Since we're using covariant Class type, update the parameter for listAdapter() as well:

private fun <T> listAdapter(modelClass: Class<out T>): JsonAdapter<List<T>> {

Also, you are sorting all the data types by joiningDate, so it would help to make that a member of the super class:

sealed class EmployeeDataRecord(open val employeeType: EmployeeType){
    abstract val joiningDate: Long
}

@JsonClass(generateAdapter = true)
internal data class CeoData(
    @Json(name = "JoiningDate") override val joiningDate: Long,
    @Json(name = "NumberOfBranches") val numberOfBranches: Int,
    @Json(name = "Address") val address: String,
    @Json(name = "Salary") val salary: Long
) : EmployeeDataRecord(EmployeeType.CEO) { 
    //...
}
//etc.

Then you can add a parameter for a list of the types to process.
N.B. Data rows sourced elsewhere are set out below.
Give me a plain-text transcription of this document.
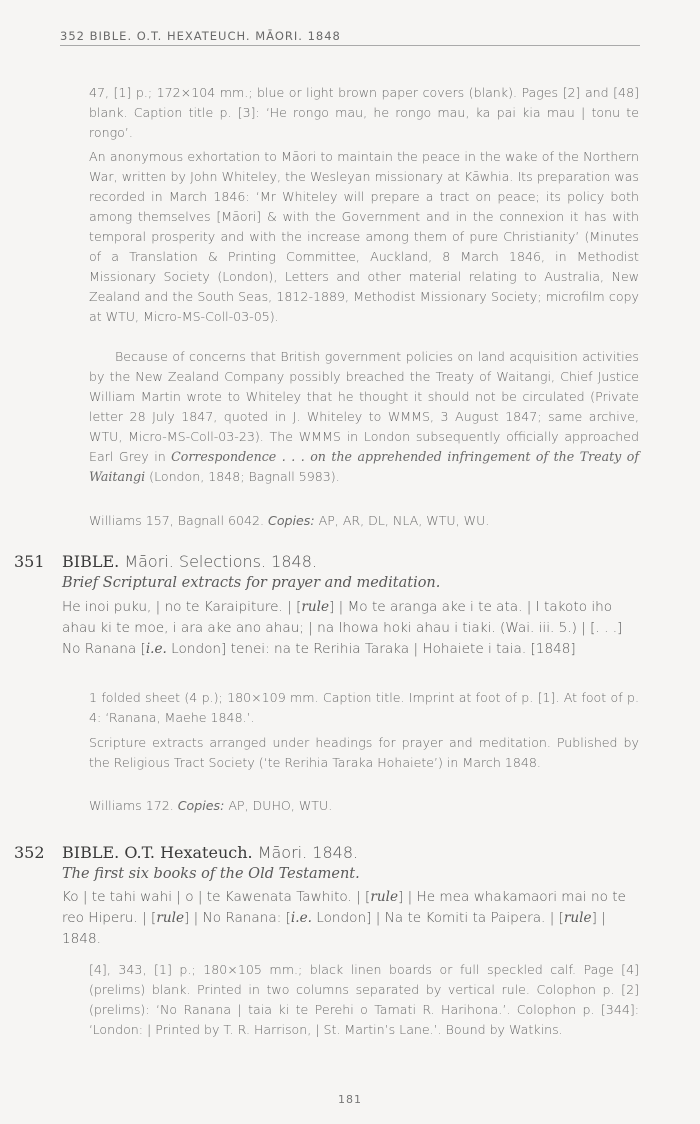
352 BIBLE. O.T. HEXATEUCH. MĀORI. 1848
47, [1] p.; 172×104 mm.; blue or light brown paper covers (blank). Pages [2] and [48] blank. Caption title p. [3]: ‘He rongo mau, he rongo mau, ka pai kia mau | tonu te rongo’.
An anonymous exhortation to Māori to maintain the peace in the wake of the Northern War, written by John Whiteley, the Wesleyan missionary at Kāwhia. Its preparation was recorded in March 1846: ‘Mr Whiteley will prepare a tract on peace; its policy both among themselves [Māori] & with the Government and in the connexion it has with temporal prosperity and with the increase among them of pure Christianity’ (Minutes of a Translation & Printing Committee, Auckland, 8 March 1846, in Methodist Missionary Society (London), Letters and other material relating to Australia, New Zealand and the South Seas, 1812-1889, Methodist Missionary Society; microfilm copy at WTU, Micro-MS-Coll-03-05).
Because of concerns that British government policies on land acquisition activities by the New Zealand Company possibly breached the Treaty of Waitangi, Chief Justice William Martin wrote to Whiteley that he thought it should not be circulated (Private letter 28 July 1847, quoted in J. Whiteley to WMMS, 3 August 1847; same archive, WTU, Micro-MS-Coll-03-23). The WMMS in London subsequently officially approached Earl Grey in Correspondence . . . on the apprehended infringement of the Treaty of Waitangi (London, 1848; Bagnall 5983).
Williams 157, Bagnall 6042. Copies: AP, AR, DL, NLA, WTU, WU.
351 BIBLE. Māori. Selections. 1848.
Brief Scriptural extracts for prayer and meditation.
He inoi puku, | no te Karaipiture. | [rule] | Mo te aranga ake i te ata. | I takoto iho ahau ki te moe, i ara ake ano ahau; | na Ihowa hoki ahau i tiaki. (Wai. iii. 5.) | [. . .] No Ranana [i.e. London] tenei: na te Rerihia Taraka | Hohaiete i taia. [1848]
1 folded sheet (4 p.); 180×109 mm. Caption title. Imprint at foot of p. [1]. At foot of p. 4: ‘Ranana, Maehe 1848.’.
Scripture extracts arranged under headings for prayer and meditation. Published by the Religious Tract Society (‘te Rerihia Taraka Hohaiete’) in March 1848.
Williams 172. Copies: AP, DUHO, WTU.
352 BIBLE. O.T. Hexateuch. Māori. 1848.
The first six books of the Old Testament.
Ko | te tahi wahi | o | te Kawenata Tawhito. | [rule] | He mea whakamaori mai no te reo Hiperu. | [rule] | No Ranana: [i.e. London] | Na te Komiti ta Paipera. | [rule] | 1848.
[4], 343, [1] p.; 180×105 mm.; black linen boards or full speckled calf. Page [4] (prelims) blank. Printed in two columns separated by vertical rule. Colophon p. [2] (prelims): ‘No Ranana | taia ki te Perehi o Tamati R. Harihona.’. Colophon p. [344]: ‘London: | Printed by T. R. Harrison, | St. Martin’s Lane.’. Bound by Watkins.
181
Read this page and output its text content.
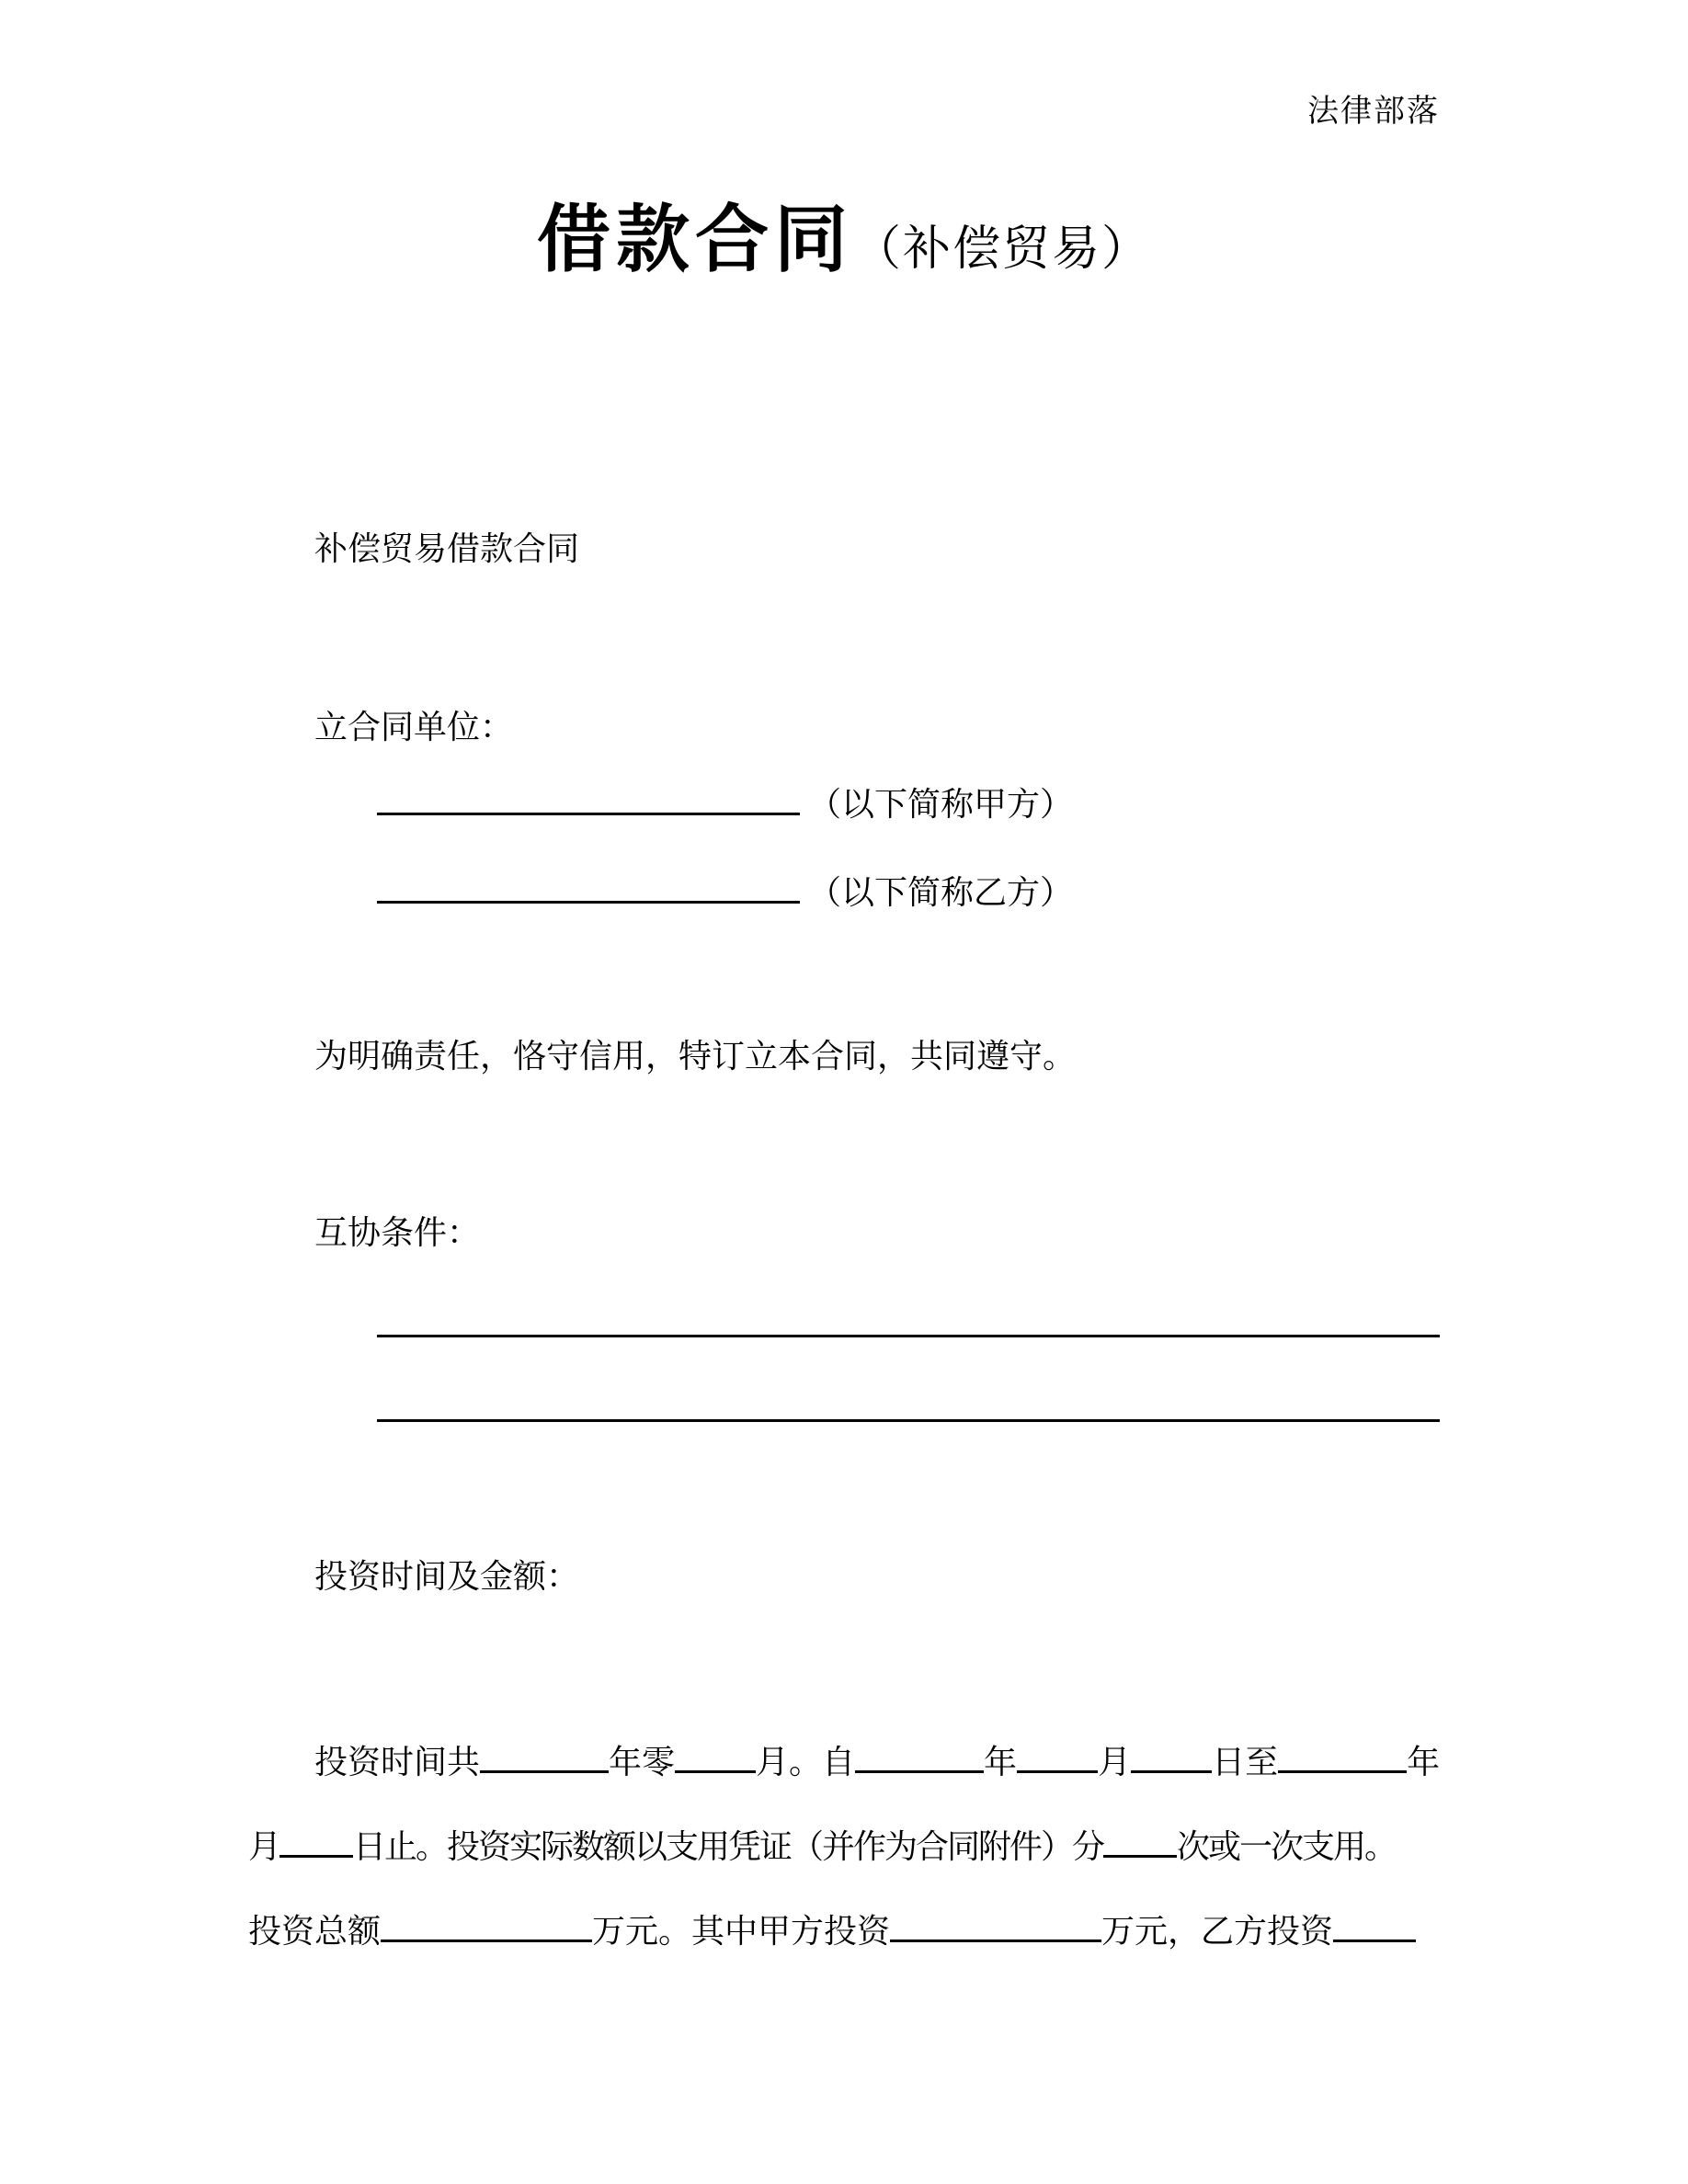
法律部落
借款合同（补偿贸易）
补偿贸易借款合同
立合同单位：
（以下简称甲方）
（以下简称乙方）
为明确责任，恪守信用，特订立本合同，共同遵守。
互协条件：
投资时间及金额：
投资时间共	年零 月。自	年 月 日至	年
月 日止。投资实际数额以支用凭证（并作为合同附件）分 次或一次支用。
投资总额	万元。其中甲方投资	万元，乙方投资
When you call this function you can pass EmployeeType.tierOneTypes or EmployeeType.tierTwoTypes. This makes it flexible if you modify the input types. You can loop through this list (even though it's just a list of two) since you're doing the same thing to both input types. But you could change it to a list of any size and this function would still work.

To process the input, you could set up MutableLists and forEach like you're already doing, but it's more concise (and easier to read) to use associateWith and flatMap.

private fun createData(employeeRecords: List<EmployeeRecord>, typesToProcess: Iterable<EmployeeType>):
        Pair<List<ServerAData>, List<ServerBData>> {

    val employeeDataListsByType = typesToProcess.associateWith { type ->
        employeeRecords.filter { it.employeeType == type }
            .flatmap { listAdapter(type.dataType).fromJson(it.records) ?: emptyList() }
            .sortedBy(EmployeeDataRecord::joiningDate)
    }

    val serverADataList = employeeDataListsByType.mapNotNull { (type, list) ->
        if (list.isEmpty())
            null
        else
            ServerAData(type, listAdapter(type.dataType).toJson(list))
    }

    val serverBDataList = employeeDataListsByType.mapNotNull { (type, list) ->
        if (list.isEmpty())
            null
        else
            ServerBData(type, list.size, 159025890000)
    }

    return Pair(serverADataList, serverBDataList)

}

Depending on the size of your data, it might be more efficient to insert .toSequence() before the filter call, and then add .toList() after the sortedBy call

I didn't test this so I might have a few syntax errors.